Salary is not a factor
One key difference between our system and most other profit sharing systems we’ve seen is that we don’t account for salary. Our theory is that salary is a reflection of your market value and not exactly your value to the company. A higher market value such as an engineer versus a customer support team member is already reflected in salary, so we don’t need to account for it again in profit sharing.
Spend like it’s your money
A year ago someone on the team suggested going to Greece instead of Vilnius for our winter team retreat. We thought it was a great idea and started to price it out.
The estimate for Vilnius came back at $20,000. Greece was closer to $40,000. We asked the team and everyone said, “Vilnius is great. Let’s save $20,000.
Another time someone accidentally left an extra server running, which cost about $1,000 for the month. Once it was discovered and shut off the message from the team was clear, “It’s not a big deal in the grand scheme of things, but please be careful. It’s our money.”
Senior Leadership bonuses
As part of this we have 10% allocated for bonuses for leadership. This is based on quarterly goals each leader sets and the percentage they hit during that period.
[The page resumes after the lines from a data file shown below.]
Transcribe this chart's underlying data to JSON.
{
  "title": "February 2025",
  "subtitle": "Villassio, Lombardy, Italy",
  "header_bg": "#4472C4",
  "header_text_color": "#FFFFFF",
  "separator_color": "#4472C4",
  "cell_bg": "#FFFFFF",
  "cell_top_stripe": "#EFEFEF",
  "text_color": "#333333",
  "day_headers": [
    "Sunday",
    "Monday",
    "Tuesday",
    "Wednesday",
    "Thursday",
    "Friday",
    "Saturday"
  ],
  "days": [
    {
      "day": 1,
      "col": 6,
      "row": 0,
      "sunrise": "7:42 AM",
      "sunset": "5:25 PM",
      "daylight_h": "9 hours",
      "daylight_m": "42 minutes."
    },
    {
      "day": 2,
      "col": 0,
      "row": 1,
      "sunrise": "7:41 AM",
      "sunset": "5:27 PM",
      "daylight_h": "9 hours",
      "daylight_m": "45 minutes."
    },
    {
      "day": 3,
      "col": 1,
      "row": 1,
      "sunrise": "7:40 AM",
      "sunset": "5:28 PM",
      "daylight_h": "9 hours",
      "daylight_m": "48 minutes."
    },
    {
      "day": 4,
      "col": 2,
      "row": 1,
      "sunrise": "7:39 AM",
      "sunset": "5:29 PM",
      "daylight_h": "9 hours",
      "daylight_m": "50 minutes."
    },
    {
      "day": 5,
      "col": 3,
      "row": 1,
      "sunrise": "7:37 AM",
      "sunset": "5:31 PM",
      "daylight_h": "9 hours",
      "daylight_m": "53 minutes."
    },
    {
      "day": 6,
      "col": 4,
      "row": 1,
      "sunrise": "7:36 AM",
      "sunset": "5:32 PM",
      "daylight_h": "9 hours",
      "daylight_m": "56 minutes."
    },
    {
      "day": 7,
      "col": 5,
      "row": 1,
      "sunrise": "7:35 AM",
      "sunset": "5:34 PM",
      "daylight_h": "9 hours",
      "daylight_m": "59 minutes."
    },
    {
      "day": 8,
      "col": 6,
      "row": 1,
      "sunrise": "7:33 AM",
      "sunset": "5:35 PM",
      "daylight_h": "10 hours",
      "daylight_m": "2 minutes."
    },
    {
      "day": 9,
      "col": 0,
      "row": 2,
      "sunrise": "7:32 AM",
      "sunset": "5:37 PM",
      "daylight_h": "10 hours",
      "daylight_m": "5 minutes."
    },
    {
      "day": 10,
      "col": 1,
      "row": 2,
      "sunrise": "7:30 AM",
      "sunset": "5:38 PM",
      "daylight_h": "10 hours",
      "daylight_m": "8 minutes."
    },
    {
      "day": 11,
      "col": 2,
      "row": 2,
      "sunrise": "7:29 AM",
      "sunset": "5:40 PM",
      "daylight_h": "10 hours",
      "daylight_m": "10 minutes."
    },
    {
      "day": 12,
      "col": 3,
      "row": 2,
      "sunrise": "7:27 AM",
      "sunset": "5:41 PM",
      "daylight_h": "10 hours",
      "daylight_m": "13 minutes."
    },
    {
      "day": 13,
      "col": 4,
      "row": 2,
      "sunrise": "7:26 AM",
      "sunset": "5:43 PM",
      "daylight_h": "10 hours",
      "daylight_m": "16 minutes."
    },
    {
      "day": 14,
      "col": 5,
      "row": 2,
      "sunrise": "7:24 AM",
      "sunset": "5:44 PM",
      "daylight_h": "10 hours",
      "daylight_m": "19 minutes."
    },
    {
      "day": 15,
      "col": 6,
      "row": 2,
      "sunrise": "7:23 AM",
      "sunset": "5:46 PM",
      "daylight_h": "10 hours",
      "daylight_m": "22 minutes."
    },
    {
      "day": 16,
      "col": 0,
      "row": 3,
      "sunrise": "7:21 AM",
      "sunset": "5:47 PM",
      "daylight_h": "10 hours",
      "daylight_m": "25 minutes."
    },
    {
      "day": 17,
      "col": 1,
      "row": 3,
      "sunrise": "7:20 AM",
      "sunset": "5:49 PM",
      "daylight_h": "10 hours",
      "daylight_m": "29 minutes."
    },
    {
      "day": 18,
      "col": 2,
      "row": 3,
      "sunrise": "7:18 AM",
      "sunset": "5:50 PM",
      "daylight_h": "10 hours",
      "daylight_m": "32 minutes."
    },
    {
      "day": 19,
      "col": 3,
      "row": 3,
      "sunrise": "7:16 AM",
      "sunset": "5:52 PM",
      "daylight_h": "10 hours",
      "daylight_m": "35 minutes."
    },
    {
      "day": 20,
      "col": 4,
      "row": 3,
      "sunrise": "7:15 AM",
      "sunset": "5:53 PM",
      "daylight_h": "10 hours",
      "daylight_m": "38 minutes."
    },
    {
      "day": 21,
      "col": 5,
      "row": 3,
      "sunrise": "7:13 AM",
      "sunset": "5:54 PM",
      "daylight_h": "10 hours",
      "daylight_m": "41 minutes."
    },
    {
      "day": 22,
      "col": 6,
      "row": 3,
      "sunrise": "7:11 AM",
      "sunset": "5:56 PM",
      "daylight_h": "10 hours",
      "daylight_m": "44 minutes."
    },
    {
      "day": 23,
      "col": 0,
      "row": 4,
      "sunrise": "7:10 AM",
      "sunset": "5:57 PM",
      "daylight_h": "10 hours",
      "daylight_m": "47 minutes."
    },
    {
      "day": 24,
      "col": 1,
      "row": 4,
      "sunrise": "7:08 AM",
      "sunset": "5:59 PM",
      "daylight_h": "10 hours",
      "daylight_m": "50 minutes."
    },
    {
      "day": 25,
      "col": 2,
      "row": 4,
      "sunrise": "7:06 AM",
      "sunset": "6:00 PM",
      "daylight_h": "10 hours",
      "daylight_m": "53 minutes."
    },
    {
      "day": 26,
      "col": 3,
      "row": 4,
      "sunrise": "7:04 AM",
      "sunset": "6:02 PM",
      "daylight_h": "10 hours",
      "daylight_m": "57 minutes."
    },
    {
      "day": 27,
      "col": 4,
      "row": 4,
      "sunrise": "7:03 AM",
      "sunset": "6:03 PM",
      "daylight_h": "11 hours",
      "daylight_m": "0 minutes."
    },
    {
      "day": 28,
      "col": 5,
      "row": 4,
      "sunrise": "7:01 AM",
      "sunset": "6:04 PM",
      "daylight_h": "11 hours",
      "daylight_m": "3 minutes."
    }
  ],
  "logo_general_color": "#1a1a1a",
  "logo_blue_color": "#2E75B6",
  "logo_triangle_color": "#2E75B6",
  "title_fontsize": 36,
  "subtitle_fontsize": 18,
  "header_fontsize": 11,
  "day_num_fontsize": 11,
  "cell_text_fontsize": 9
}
They also receive their share of the team profit sharing.
So if a leader set 10 goals for themselves and their team each quarter they would receive their share of the total based on goals completed. So with 5 leaders they would each have a pool of 2% of the profit for distribution. Then if they complete 7/10 goals in the first quarter and 8/10 in the second quarter they would receive 75% (15/20) of the pool they are eligible for.
This is a simple system that is decently effective. It rewards smart goal-setting and peer pressure from other leaders ensuring that you don’t set unambitious goals you are guaranteed to hit.